Forgive the awkward title but I was attempting to build in
some nominal continuity with previous posts on issues economical (Don’cha just
love The Pirates of Penzance? ...but
I digress.) If you are a resident of The
People’s Republic of Kalifornia you should be aware that this past week the
servant of the people (Wait, do I have that backwards? Oh, well.) i.e., the
four-term Governor Interruptus, Jerry “Moonbeam” Brown, signed into law a new
minimum wage statute that requires the current mandated wage of $10.00 per hour
be escalated (elevators make me feel claustrophobic so I prefer the escalator…
watch your toes) to $15.00 per hour by 2022.
Oh there is a provision to protect the small (less than twenty-five) employer
by extending the schedule to 2023. Thank
you, your munificence!
“Hooray, “you say, “finally a champion steps forward to ease
the suffering of the people. Surely now
the gap between super rich and miserable poor will start to close. Huzzah!”
Well, my feeble brained protégés,
not quite. A caveat, I do not hold
myself out as an economist, although I was required to complete three courses
in the dismal science (emphasis: complete
…there is no assumption of mastery) to earn my business degree. But the experience did arm me with enough
argot that if I can’t dazzle you with my brilliance, I will at least baffle you
with my bullshit. So much for my bona fides, now back to the matter at
hand.
Please recall from earlier postings that Economics is the
study of human behavior in an environment of scarce resources. As with many terms, “scarce resources”

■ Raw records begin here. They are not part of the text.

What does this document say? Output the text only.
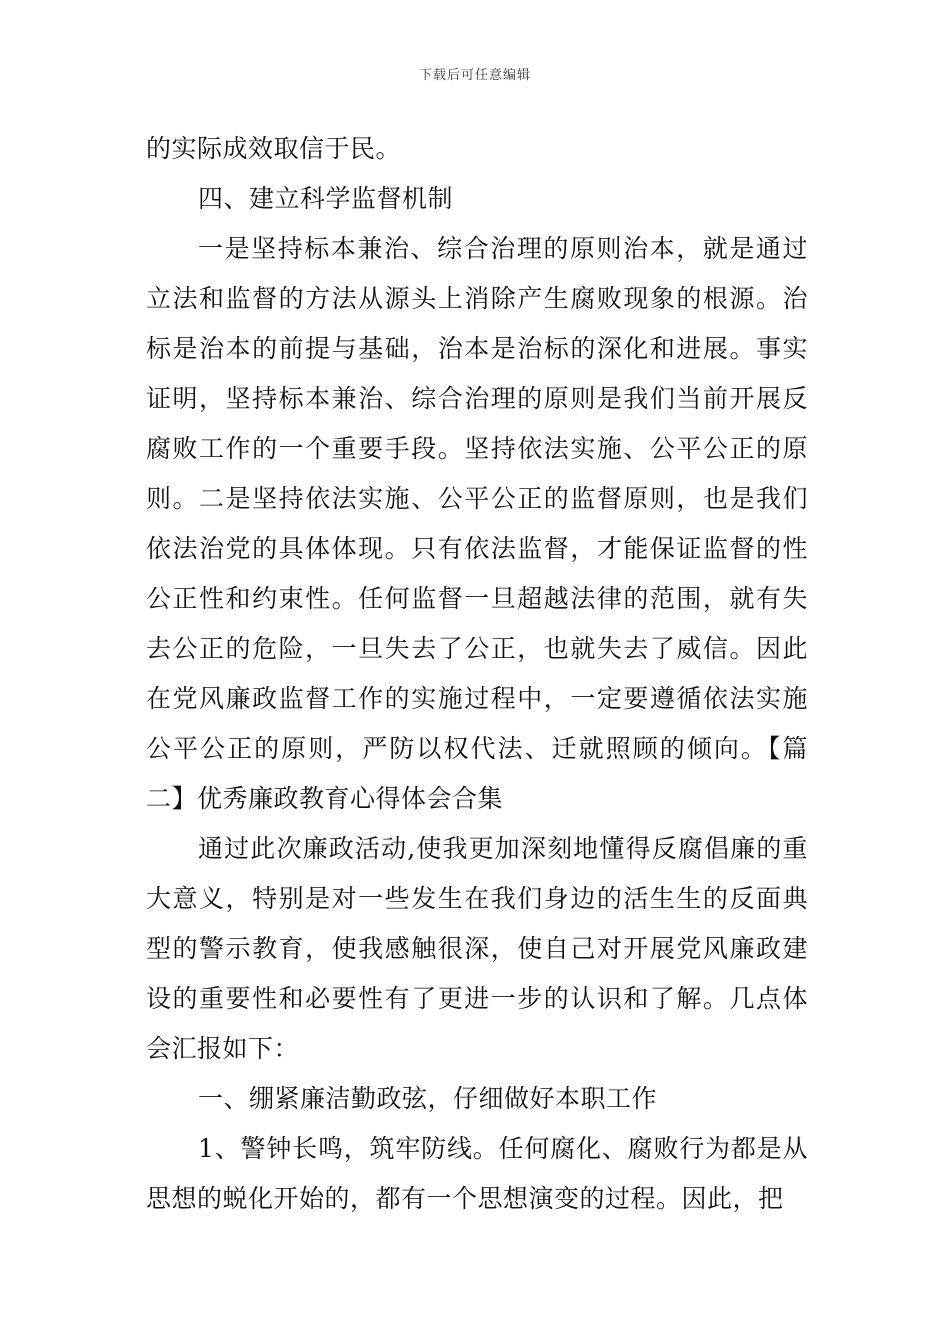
下载后可任意编辑

的实际成效取信于民。

四、建立科学监督机制

一是坚持标本兼治、综合治理的原则治本，就是通过立法和监督的方法从源头上消除产生腐败现象的根源。治标是治本的前提与基础，治本是治标的深化和进展。事实证明，坚持标本兼治、综合治理的原则是我们当前开展反腐败工作的一个重要手段。坚持依法实施、公平公正的原则。二是坚持依法实施、公平公正的监督原则，也是我们依法治党的具体体现。只有依法监督，才能保证监督的性公正性和约束性。任何监督一旦超越法律的范围，就有失去公正的危险，一旦失去了公正，也就失去了威信。因此在党风廉政监督工作的实施过程中，一定要遵循依法实施公平公正的原则，严防以权代法、迁就照顾的倾向。【篇二】优秀廉政教育心得体会合集

通过此次廉政活动,使我更加深刻地懂得反腐倡廉的重大意义，特别是对一些发生在我们身边的活生生的反面典型的警示教育，使我感触很深，使自己对开展党风廉政建设的重要性和必要性有了更进一步的认识和了解。几点体会汇报如下：

一、绷紧廉洁勤政弦，仔细做好本职工作

1、警钟长鸣，筑牢防线。任何腐化、腐败行为都是从思想的蜕化开始的，都有一个思想演变的过程。因此，把
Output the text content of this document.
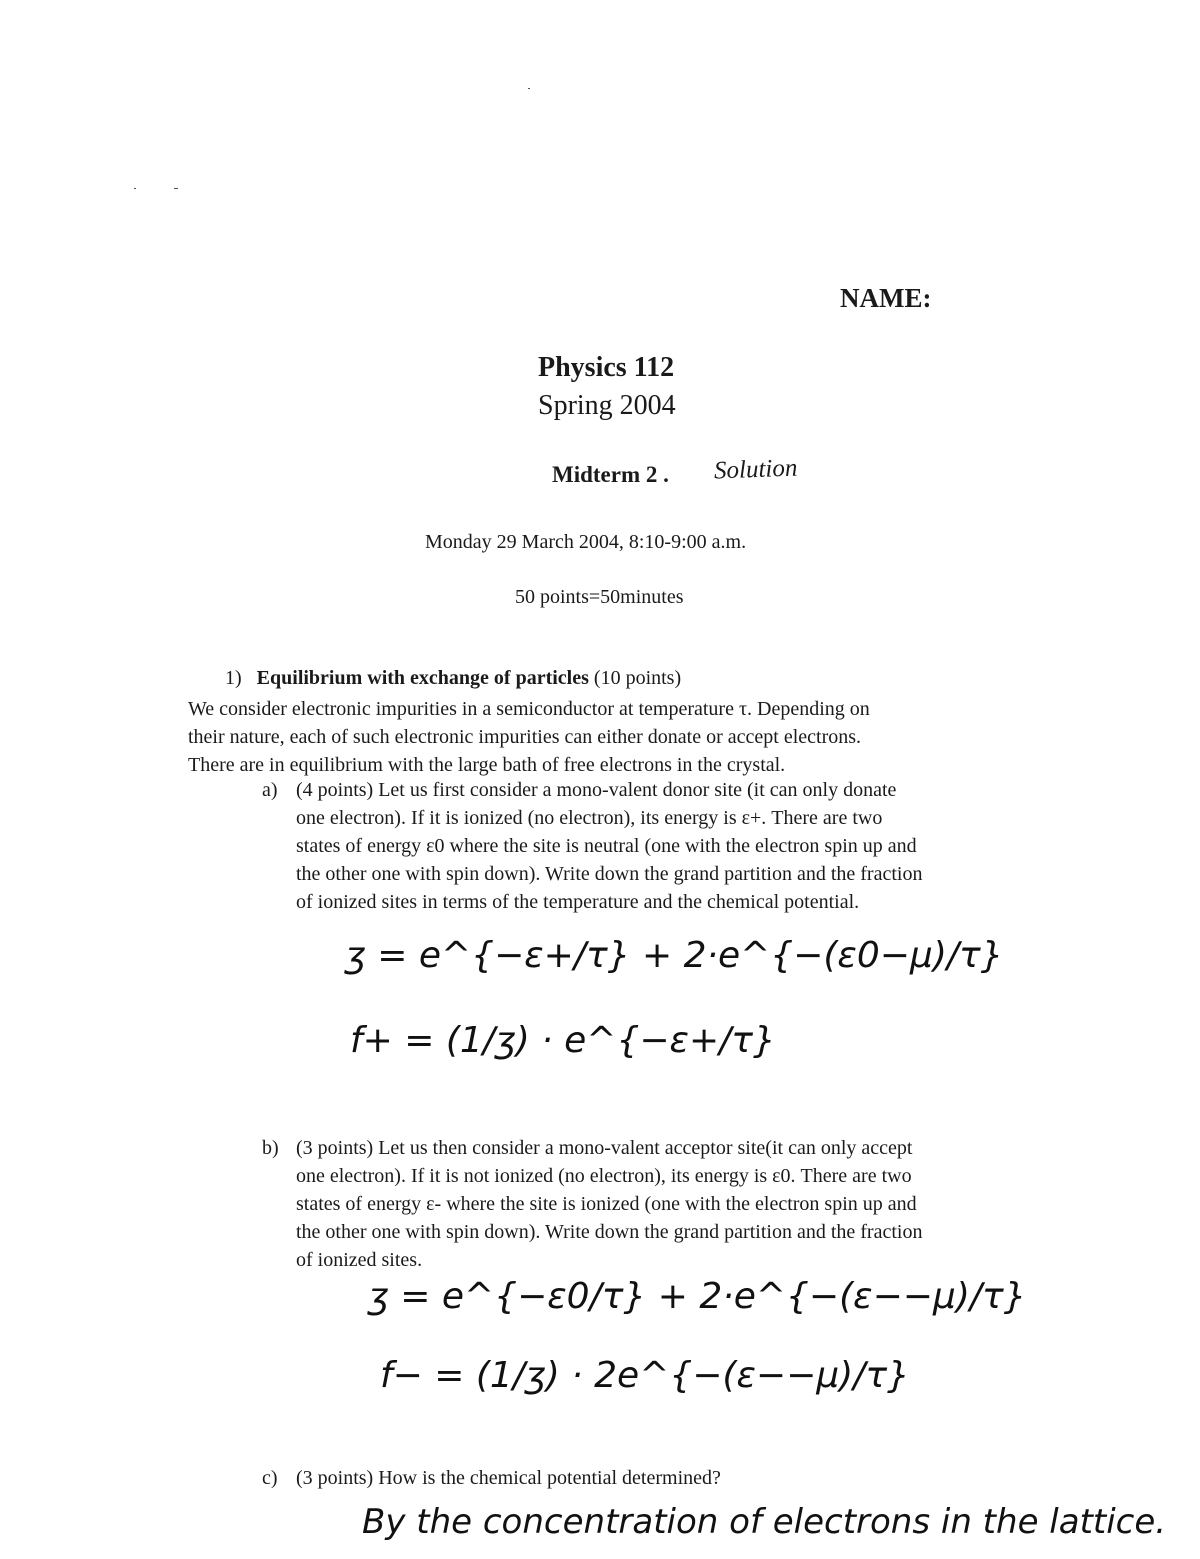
NAME:
Physics 112
Spring 2004
Midterm 2 . Solution
Monday 29 March 2004, 8:10-9:00 a.m.
50 points=50minutes
1) Equilibrium with exchange of particles (10 points)
We consider electronic impurities in a semiconductor at temperature τ. Depending on
their nature, each of such electronic impurities can either donate or accept electrons.
There are in equilibrium with the large bath of free electrons in the crystal.
a) (4 points) Let us first consider a mono-valent donor site (it can only donate
one electron). If it is ionized (no electron), its energy is ε+. There are two
states of energy ε0 where the site is neutral (one with the electron spin up and
the other one with spin down). Write down the grand partition and the fraction
of ionized sites in terms of the temperature and the chemical potential.
ʒ = e^{−ε+/τ} + 2·e^{−(ε0−μ)/τ}
f+ = (1/ʒ) · e^{−ε+/τ}
b) (3 points) Let us then consider a mono-valent acceptor site(it can only accept
one electron). If it is not ionized (no electron), its energy is ε0. There are two
states of energy ε- where the site is ionized (one with the electron spin up and
the other one with spin down). Write down the grand partition and the fraction
of ionized sites.
ʒ = e^{−ε0/τ} + 2·e^{−(ε−−μ)/τ}
f− = (1/ʒ) · 2e^{−(ε−−μ)/τ}
c) (3 points) How is the chemical potential determined?
By the concentration of electrons in the lattice.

differs in meaning for scholastic economists than it does for your average
cafeteria worker. For the hair net set,
scarce means hard to locate or acquire.
In the world of John Maynard Keynes et al, it means of finite supply, no
matter how large that supply might be.
So right there we underscore one of the challenges of applying economic
theory to everyday life; economists make up their own definitions for words
with which we are intimately familiar.
Keep this economist’s notion of scarcity in mind as we
proceed with the discussion of the merits of an increase in the minimum wage,
or the existence of government mandated wage levels at all. The hair pulling populace lament the growth
of the lower (income) class (Honestly, isn’t America, after all is said and
done, at its heart, a classless society?
Yeah, I had to kind of chuckle while I wrote that too.) and the demise
of the middle class. No one ever
quantifies those numbers with any gusto.
But I have read essays that proffer more people have migrated from the
ranks of the middle income to the upper income than have fallen from the middle
to the lower. Rather conveniently, I
cannot recall the resource from which I gleaned this tidbit: But in absentia
does reinforce the aforementioned notion of resource scarcity.
The labor unit, i.e. worker, i.e. you, are a finite
resource. There are only so many of you (hey, don’t count me in that number, I
finagled my talents into an early retirement) to go around when it comes to
filling job openings. Here it is, the
dreaded discussion of supply and demand:
If demand (work to be done) exceeds supply (appropriately skilled
workers), the price of labor (wages) goes up naturally. If an artificial floor is established by
government, no matter the dollar amount, the mandated wage is still the bottom
rung on the ladder (Oh, okay Dale, the whole ladder thing makes sense now) and
eventually the system will adjust to the new calibration and $15.00/hr. tomorrow
will buy what $10.00/hr. bought today. Get it?
The value of any commodity (resource) will naturally set itself at the
right price vis-à-vis the rest of the
market. The hamburger flipper will be
earning 50% more that he did before Gov. Jerry worked his magic, but the price
of the hamburger will eventually go up that much as well. So will rent, car payments, beer… and so
there you are, washing dishes on the bottom rung of the economic ladder, making
$15.00/hr., if your job was not eliminated because it is now more practical for your former employer to
buy a new-fangled dish washing machine.
It is all interconnected, that’s why I like to think of
myself as the holistic economist-lite. In addition to this simplistic
illustration of the effect wage increases on product prices there are other
things to consider: Price elasticity, capital availability, economic vs.
financial profit, mustard (don’t get me started on the great mustard vs. catsup
debate of 1887). You can now see how
valuable proprietary argot can be in shutting down an argument.